A year later, the family gathered again for Mom’s memorial service. The topic cropped up again, and this time, my sister was present. She was already emotional, and this bit of news really shook her up. In an attempt to console her, our brother’s wife (#2) moved to sit next to her and said, “Don’t be upset; all men have affairs. Your brother did.” Thanks SIL. We didn’t know about this, and I’m willing to bet that two of his children who were present didn’t either.

I would have been happy to die without knowing either of these family facts.

ibstubro's avatar

About 1999 I discontinued TV service, in no small part because of the 24 hour news cycle and its endless barrage of negativity.
I broke the rule 9–11-2001 and allowed myself to view some horrific footage of the World Trade Center that bangs in my brain my brain to this day.
Columbine caught me unawares because I had internet access by then, and watched footage and learned details I could well blissfully forget.
By Sandy Hook, I had a handle on it, and I’m at peace with the images and knowledge I have of the tragedy.

Video is like someone has taken control of what you remember visually, and when, if you’re exposed to TV news. IMO.

Coloma's avatar

@ibstubro I disconnected after 9/11. No TV since, ain’t missin’; a thing.

ibstubro's avatar

I know, @Coloma. I know.
I’ve sampled, and I think you disapproved?

Coloma's avatar

@ibstubro I don’t remember that, clue me in?

Earthbound_Misfit's avatar

Violence against women. It has literally brought me to tears this week.

The global refugee situation. So sad. For all concerned. Those who are fleeing and those in countries where they are arriving by the thousand. Heartbreaking and complicated to resolve.

obvinate's avatar

In general, I feel intelligence isn’t necessary in modern times because we are no longer subjected to selective pressure in an environment where our survival depended on it. As a real life example, a hunter-gatherer who did not correctly conceive a solution to provide food or shelter died along with his or her progeny, whereas someone like myself (when I worked on Wall Street in my early twenties) made a similar conceptual mistake, only instead of dieing, I received a substantial bonus and became a more attractive mate from financial success. In short, from personal experience, ignorance-is-bliss applies to most examples out there. It is easier to list examples where I think ignorance is not bliss and that would be in basic survival, i.e, agriculture, shelter, health, and recreation (psychological health). I’m apathetic to pretty much everything else.

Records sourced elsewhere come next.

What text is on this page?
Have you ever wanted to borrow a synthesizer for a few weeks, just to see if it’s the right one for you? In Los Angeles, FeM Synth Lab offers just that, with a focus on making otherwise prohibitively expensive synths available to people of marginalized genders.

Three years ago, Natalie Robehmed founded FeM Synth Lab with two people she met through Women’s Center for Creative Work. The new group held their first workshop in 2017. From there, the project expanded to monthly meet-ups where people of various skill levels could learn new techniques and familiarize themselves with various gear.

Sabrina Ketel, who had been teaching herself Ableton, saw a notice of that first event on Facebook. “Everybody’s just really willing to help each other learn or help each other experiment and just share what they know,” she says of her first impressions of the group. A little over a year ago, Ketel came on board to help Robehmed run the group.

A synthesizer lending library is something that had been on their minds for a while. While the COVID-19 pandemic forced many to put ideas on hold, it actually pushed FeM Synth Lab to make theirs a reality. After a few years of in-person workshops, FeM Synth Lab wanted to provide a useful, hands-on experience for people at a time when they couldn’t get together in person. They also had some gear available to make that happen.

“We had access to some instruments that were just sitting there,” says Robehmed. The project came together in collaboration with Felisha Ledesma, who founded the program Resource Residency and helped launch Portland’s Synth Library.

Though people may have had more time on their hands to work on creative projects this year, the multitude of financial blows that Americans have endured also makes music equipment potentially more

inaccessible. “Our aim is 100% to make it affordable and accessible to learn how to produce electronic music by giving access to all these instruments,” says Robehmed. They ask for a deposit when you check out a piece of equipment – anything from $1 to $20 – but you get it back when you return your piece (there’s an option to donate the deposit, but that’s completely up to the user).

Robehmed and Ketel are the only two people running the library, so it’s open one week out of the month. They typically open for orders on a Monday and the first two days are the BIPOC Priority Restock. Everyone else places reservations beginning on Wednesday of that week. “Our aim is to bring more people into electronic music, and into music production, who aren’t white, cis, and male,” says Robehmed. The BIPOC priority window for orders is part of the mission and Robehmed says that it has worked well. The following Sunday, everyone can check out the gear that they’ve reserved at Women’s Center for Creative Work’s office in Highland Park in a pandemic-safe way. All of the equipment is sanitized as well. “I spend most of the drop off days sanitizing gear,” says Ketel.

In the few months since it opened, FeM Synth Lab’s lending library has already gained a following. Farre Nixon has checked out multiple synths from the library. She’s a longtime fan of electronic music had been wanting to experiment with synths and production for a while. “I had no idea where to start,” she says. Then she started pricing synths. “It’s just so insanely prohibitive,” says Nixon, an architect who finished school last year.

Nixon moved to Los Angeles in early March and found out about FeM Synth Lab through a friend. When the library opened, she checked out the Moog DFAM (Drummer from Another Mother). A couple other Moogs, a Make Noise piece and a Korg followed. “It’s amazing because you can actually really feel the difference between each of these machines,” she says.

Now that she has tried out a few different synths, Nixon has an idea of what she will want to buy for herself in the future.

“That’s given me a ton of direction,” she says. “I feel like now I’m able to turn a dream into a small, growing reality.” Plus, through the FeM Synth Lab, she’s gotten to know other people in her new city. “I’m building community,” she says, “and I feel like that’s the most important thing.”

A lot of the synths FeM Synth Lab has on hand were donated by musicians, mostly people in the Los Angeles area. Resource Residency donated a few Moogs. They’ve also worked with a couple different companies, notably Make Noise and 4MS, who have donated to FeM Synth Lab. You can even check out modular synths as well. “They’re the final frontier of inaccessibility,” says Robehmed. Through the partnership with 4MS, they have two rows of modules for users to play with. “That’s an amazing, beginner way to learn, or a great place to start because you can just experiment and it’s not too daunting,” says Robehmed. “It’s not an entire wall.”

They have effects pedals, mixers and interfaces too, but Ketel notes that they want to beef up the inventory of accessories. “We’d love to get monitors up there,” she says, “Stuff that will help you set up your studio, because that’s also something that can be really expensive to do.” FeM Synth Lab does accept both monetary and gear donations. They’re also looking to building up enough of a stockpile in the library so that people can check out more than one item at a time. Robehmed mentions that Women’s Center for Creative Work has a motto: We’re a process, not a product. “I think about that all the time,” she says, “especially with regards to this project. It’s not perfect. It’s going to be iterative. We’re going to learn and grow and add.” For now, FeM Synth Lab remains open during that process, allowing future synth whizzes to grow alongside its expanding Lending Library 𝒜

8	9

I found cynicism do be just as good as experience. Whenever I assumed the worst of people i found myself to be mostly right. At this point, for me, human value is based on their entertainment value. An individual being a means to an end. With this outlook, I spend most of time self-indulging auditorily, visually, orally, and sexually. Entertainers and inventors of various recreations/electronics that serve to pleasure my senses are what I find value in.

ibstubro's avatar

To this day I do not know if Dugger is pronounced “DOO-ger” or “DUG-gar”.

Truly, ignorance can be bliss.

Hypocrisy_Central's avatar

Ignorance is never blissful, cannot think of one incident where it is.

Pied_Pfeffer's avatar

@Hypocrisy_Central How is finding out that both my grandfather and brother each had an extramarital affair beneficial?

Hypocrisy_Central's avatar

^ How is finding out that both my grandfather and brother each had an extramarital affair beneficial?
That would be very personal from person to person, not knowing the details or the dynamics of your family I can only go off generic reasoning that you don’t continue living and defending a misconception to people who may have known and you did not. You can know the possibility of siblings out there before chance happens them upon you and you ”discover them” by blind side. Things of that nature.